Alicia Lopez ’91 Receives the Louise Gaskins Lifetime Civil Rights Award from the Massachusetts Teachers Association
Alicia Lopez ’91 said she felt “proud, energized, humbled, excited, and happy” when she received the Louise Gaskins Lifetime Civil Rights Award from the Massachusetts Teachers Association on June 19. Her mother, Sonia Nieto, smiled broadly from the audience. Twenty-six years earlier, she had received the same award.
“In some ways, it felt like I was closing a circle,” said Lopez, who teaches seventh- and eighth-grade English Language Learners (ELL) at the Amherst Regional Middle School in Amherst, Mass. “But I also knew that I was in just the right place.”
As a teenager, Lopez would never have imagined saying such a thing. She was adamant about not becoming a teacher, partly because she had seen the challenges her parents faced. Her mother, now retired from the University of Massachusetts, where she taught in the education department, often spent long hours in meetings or advising students. Her father taught public school in Holyoke, Mass., where some of his students dealt with difficult situations such as teenage pregnancy or jail time. “I think it took a lot out of him emotionally,” Lopez said.
When Lopez arrived at Wellesley, she felt as if a door to the world had opened. “Suddenly, I saw so many possibilities, and I felt a sense of female empowerment being among so many high-powered women,” she said. “I really found a home with Mezcla, where I found like-minded Latinas who were bicultural like me.” (Lopez’s mother is Puerto Rican, her father is Spanish. She grew up in a bilingual household.)
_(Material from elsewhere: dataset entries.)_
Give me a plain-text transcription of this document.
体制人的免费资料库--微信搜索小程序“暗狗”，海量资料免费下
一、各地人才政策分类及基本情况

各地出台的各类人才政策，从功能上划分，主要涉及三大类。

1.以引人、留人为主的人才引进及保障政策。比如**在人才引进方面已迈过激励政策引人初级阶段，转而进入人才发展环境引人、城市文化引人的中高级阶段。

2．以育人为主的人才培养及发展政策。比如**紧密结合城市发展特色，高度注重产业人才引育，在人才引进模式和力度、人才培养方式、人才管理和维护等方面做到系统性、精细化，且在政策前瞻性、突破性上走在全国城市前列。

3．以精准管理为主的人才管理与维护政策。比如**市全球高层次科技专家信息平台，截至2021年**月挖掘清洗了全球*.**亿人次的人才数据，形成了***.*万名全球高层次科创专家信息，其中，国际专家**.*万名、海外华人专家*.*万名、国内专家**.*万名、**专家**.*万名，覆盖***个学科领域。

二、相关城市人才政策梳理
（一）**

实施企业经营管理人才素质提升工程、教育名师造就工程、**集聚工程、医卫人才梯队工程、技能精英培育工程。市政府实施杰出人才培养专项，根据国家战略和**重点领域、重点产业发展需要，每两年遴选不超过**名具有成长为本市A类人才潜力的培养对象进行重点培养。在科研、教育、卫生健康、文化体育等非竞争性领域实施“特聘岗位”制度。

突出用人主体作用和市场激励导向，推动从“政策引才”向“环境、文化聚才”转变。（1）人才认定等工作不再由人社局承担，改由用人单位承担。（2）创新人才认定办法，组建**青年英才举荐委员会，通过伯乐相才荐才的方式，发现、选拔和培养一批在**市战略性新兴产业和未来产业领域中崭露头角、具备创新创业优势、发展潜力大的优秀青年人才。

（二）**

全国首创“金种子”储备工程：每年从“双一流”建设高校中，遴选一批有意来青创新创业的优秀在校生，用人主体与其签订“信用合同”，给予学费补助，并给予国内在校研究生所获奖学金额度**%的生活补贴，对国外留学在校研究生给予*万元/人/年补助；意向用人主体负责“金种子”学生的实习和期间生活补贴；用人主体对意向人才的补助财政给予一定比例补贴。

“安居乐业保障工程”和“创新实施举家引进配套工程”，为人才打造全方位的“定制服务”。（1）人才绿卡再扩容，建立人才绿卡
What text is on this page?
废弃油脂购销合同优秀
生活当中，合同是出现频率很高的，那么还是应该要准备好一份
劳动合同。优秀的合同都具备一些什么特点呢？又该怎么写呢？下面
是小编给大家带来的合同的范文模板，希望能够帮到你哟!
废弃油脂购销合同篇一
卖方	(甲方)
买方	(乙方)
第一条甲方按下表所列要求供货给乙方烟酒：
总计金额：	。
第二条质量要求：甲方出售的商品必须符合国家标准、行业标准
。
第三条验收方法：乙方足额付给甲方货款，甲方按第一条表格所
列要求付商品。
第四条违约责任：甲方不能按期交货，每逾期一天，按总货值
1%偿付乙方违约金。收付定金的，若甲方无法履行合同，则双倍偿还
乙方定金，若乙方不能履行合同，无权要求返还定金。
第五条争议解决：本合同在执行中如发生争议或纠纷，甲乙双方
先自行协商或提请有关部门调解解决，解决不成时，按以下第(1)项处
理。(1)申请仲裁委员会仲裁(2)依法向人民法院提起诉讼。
Lopez, who double-majored in French and anthropology, spent a semester in Aix-en-Provence, France, as a junior. After graduation, she planned to live in Paris for several months before finding a job in the United States.
A few weeks before her departure, Lopez and her mother heard Jonathan Kozol speak about his book Savage Inequalities, which examines the differences between school systems in wealthy and poor districts. “After his talk, I told my mom that I felt I needed to become a teacher after my time abroad,” she said. “It was like hearing a calling to the profession.”
Lopez asked her parents to vet her first lesson plan when she was applying for her first teaching job. She also drew from their example as activists who incorporated civil rights lessons into daily life. “At home they always presented and talked about the perspectives of the people we often do not hear about—people of color, women, indigenous people, gays and lesbians,” she said. “It was just the norm in my house.”
Lopez taught French for nine years in New York City before moving with her husband and three children to Amherst, Mass., to be closer to family. There, she taught Spanish for eight years, before switching to ELL three years ago.
Throughout her career, she has incorporated lessons about the importance of empathy and understanding other cultures. “When I started teaching, I’d tell my students about Quebec, and also about the Inuit people,” she said. “Or when I was teaching about Francophone culture, I’d have the students research Haiti, Guadeloupe, Martinique, and other French-speaking countries. I knew how important it was for young people to hear perspectives that are different from their own.”
“Alicia is my inspiration not only as a daughter but also as a fellow educator,” said Nieto. “She is a gifted teacher who loves and cares for her students, from spending countless hours to create a meaningful curriculum, to using her own money to buy a bathing suit for a young girl who needed it to pass the school’s swimming test. In return, they love her and, more importantly, they work hard for her.”
As Lopez held her Lifetime Civil Rights Award, she said she felt honored, and more committed to teaching. “I want my students—even the most challenging ones—to know that I like them, I believe in them, and I hold high standards for them,” she said. “If they know that their teachers believe in them, and that they can achieve their goals even in middle school, maybe it will give them the confidence some of them will need to succeed in other ways.”